Des milliers de retraités ont manifesté jeudi à Paris et dans les grandes villes à l'appel des syndicats pour demander une augmentation des pensions, jugeant totalement insuffisante la hausse de 1,1% intervenue en janvier. La manifestation parisienne a rassemblé 3.000 personnes, selon la police, et 10.000 personnes selon les syndicats, avec la présence notamment de Bernard Thibault, secrétaire général de la CGT.
A Marseille, 600 personnes, selon la police, ont défilé sur le Vieux-port.
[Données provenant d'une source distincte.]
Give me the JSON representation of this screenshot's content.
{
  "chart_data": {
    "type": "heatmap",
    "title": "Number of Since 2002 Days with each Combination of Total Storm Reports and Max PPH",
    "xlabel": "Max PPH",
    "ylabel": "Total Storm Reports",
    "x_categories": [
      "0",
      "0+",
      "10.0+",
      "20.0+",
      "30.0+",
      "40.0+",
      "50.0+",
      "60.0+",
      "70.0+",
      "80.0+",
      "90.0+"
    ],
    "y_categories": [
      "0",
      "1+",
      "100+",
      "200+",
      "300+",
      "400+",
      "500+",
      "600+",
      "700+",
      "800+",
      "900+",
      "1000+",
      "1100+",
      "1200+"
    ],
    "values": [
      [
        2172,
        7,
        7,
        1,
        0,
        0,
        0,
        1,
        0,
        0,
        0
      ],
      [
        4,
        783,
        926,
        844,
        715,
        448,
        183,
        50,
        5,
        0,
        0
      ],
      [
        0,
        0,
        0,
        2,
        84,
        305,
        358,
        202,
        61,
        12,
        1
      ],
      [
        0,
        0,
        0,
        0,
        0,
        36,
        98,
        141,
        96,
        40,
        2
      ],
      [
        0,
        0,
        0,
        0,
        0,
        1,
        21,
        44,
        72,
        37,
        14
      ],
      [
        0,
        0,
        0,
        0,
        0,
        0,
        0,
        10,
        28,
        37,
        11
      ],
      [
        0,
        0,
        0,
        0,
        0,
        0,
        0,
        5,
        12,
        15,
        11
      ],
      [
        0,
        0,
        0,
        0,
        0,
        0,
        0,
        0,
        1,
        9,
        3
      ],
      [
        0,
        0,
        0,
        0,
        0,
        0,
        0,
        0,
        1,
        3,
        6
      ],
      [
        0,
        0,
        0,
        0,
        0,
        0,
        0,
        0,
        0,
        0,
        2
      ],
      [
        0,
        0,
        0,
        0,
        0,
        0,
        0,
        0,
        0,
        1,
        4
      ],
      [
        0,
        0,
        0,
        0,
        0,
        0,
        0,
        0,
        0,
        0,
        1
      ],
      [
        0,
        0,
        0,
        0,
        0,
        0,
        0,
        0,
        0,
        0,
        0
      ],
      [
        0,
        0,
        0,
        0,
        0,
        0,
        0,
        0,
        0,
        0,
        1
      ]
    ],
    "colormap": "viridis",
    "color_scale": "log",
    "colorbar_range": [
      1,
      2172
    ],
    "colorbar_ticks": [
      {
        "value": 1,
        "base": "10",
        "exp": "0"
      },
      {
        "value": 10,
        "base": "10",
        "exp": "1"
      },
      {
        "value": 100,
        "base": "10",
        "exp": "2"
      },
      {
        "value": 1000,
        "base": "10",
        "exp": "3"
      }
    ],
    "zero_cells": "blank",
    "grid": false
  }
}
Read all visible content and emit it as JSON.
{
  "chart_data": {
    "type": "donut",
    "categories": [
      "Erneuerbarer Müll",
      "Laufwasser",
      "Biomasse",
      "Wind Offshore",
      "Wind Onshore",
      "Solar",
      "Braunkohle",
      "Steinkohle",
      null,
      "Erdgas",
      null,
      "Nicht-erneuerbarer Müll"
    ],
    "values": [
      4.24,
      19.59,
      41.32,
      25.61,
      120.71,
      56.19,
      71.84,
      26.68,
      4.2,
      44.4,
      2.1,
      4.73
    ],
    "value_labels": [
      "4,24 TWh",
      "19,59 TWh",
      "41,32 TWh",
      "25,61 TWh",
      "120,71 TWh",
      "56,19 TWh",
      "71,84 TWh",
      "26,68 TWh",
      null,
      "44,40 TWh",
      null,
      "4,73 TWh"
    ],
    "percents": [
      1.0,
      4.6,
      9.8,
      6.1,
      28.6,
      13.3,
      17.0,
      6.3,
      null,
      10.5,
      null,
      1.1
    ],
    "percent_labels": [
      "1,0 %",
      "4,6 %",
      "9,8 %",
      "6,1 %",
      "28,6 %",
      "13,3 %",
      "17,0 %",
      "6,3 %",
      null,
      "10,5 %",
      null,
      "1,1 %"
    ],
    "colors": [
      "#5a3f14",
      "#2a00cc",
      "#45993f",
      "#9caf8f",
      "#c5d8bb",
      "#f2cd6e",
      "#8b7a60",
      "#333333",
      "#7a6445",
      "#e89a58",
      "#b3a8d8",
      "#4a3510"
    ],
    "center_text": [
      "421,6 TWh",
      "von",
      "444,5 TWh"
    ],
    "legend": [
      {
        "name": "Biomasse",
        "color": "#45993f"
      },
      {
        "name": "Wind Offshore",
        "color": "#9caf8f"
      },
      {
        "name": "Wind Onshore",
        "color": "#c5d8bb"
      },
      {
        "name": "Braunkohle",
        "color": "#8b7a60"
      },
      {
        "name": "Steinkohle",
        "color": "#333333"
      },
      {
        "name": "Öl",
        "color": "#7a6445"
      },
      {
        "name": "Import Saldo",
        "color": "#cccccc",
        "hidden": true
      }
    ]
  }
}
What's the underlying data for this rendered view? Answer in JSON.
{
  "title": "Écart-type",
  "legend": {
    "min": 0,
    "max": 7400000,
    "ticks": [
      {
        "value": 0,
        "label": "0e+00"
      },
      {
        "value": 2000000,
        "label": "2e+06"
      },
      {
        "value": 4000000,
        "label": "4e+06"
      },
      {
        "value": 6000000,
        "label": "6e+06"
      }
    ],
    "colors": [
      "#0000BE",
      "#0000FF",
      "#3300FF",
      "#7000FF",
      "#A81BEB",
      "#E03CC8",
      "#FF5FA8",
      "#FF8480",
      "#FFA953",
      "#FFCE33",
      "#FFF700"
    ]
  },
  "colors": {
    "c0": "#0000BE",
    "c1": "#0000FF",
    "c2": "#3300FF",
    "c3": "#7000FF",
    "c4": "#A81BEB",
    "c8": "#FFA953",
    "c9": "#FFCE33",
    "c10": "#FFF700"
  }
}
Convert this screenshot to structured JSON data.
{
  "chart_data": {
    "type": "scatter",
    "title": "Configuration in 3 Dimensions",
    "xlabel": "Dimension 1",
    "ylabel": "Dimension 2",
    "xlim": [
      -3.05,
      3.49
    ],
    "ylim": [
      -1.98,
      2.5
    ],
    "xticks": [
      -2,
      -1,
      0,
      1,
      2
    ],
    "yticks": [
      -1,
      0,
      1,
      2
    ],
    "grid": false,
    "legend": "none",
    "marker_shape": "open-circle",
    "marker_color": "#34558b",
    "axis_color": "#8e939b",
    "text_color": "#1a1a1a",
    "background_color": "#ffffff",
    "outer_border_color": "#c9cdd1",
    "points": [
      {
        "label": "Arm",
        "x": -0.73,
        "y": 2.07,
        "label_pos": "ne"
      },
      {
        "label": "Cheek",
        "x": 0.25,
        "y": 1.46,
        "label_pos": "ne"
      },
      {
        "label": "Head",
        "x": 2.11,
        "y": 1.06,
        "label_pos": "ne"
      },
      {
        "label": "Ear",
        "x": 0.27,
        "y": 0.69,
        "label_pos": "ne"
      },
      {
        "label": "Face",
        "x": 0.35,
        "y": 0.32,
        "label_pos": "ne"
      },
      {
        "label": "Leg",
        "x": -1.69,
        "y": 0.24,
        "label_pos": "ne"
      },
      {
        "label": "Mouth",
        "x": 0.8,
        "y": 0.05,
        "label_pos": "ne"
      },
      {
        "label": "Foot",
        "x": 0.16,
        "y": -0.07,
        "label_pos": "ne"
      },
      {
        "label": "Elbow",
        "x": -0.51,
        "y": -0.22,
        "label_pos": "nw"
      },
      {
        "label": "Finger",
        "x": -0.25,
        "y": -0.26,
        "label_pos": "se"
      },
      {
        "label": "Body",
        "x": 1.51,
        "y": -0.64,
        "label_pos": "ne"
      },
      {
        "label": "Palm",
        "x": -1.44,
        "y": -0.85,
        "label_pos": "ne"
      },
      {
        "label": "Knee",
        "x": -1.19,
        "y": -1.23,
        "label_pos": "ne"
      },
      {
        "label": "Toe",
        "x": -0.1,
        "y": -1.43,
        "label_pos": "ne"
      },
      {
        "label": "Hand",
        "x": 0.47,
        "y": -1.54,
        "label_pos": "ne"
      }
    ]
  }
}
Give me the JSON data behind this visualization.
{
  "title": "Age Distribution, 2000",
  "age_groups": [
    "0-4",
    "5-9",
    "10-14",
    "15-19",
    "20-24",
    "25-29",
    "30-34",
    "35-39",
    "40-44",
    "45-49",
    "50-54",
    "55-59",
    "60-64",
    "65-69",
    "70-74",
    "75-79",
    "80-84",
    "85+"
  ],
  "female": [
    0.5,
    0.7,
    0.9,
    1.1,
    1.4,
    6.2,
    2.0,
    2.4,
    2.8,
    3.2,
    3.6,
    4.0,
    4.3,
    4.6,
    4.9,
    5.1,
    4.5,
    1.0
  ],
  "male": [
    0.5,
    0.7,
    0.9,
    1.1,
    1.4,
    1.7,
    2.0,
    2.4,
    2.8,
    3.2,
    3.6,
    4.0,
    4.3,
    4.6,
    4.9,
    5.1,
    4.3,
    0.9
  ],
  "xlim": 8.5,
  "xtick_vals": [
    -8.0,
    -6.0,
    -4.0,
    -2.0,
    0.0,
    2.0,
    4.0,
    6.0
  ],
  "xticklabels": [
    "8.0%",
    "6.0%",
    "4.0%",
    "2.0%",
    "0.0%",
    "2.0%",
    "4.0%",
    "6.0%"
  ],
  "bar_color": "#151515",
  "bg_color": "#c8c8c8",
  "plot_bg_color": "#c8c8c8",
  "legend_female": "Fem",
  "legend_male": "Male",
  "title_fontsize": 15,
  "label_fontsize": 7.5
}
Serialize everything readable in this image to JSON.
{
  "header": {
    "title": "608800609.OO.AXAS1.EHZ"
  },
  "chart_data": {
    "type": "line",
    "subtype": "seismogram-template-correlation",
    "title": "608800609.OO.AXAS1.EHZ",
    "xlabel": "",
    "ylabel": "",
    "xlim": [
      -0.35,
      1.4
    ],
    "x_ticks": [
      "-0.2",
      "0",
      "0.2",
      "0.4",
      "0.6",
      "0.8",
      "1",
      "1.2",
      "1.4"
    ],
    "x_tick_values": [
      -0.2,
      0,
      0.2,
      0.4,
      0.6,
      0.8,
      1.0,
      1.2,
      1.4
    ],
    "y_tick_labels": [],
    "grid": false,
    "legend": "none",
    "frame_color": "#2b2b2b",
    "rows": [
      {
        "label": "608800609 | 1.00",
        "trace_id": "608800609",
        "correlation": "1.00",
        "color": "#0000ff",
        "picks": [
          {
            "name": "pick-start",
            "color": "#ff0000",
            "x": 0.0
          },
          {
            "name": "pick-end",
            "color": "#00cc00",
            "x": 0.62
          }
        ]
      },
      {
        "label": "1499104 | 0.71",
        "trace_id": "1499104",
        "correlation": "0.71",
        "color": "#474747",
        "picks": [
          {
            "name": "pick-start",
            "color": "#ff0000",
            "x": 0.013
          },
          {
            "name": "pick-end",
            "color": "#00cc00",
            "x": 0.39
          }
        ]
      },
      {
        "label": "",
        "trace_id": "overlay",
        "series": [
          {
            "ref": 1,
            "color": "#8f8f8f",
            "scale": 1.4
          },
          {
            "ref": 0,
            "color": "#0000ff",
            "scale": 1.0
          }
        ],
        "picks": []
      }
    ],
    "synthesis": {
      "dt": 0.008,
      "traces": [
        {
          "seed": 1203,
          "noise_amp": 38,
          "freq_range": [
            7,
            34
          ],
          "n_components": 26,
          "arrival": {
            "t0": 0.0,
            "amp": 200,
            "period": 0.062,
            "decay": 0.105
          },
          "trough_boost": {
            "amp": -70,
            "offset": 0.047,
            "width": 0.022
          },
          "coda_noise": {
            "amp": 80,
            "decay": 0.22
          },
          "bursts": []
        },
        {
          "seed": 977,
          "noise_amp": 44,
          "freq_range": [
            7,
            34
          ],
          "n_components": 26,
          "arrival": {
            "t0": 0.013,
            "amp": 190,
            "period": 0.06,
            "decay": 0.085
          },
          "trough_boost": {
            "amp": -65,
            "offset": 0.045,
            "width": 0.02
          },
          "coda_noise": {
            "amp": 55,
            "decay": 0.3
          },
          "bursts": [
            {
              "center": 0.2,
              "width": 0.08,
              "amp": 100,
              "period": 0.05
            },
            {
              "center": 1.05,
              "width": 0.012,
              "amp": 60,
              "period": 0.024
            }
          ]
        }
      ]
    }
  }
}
Dans l'Ouest, toujours selon la police, 750 personnes ont manifesté jeudi matin à Nantes et 300 à Rennes. D'autres rassemblements ont notamment regroupé de 700 à 1000 personnes à Toulouse et de 800 à 1500 à Lyon.
De nombreuses banderoles demandaient la suppression des franchises médicales et la prise en charge de la dépendance par la Sécurité sociale.
A Paris, le cortège était composé en majorité de retraités de la fonction publique, mais certains étaient venus à titre individuel, en couples, marchant parfois en s'aidant de cannes.
"Je suis un pauvre con de l'Archèche", affichait sur son dos un marcheur, clin d'oeil au chef de l'Etat. Les personnes interrogées par Reuters affirmaient toutes avoir changé leurs habitudes en raison de la hausse des prix.
"Je voyageais plus avant, maintenant je pars moins en vacances, ou alors chez des copains. On fait aussi attention de ne pas chauffer toutes les pièces, parce que c'est trop cher", a dit Thérèse Gasnier, 68 ans, retraitée de Ris-Orangis (Essonne).
Selon Bernard Thibault (CGT), qui a fait une apparition au début du cortège parisien, cette journée a constitué "un signe en vue du rendez-vous 2008 des retraites", c'est-à-dire les discussions avec le gouvernement sur une nouvelle réforme des retraites.
Nicolas Sarkozy a promis d'augmenter les "petites" retraites et de relever le minimum vieillesse de 25% d'ici 2012. Une avance de 200 euros est annoncée pour le "minimum" fin mars.
Les syndicats affirment que la paupérisation des retraités est d'ores et déjà une réalité, notamment pour les femmes, dont les carrières sont souvent incomplètes ou peu rémunératrices. Un tiers des retraitées toucherait moins de 700 euros par mois, et la moitié moins de 900 euros, selon la CGT.
Le premier syndicat français réclame notamment un rattrapage immédiat de 200 euros pour tous les retraités, l'instauration d'un minimum au niveau du Smic et l'augmentation des pensions de "réversion" versé aux veufs et aux veuves au titre de leur conjoint décédé.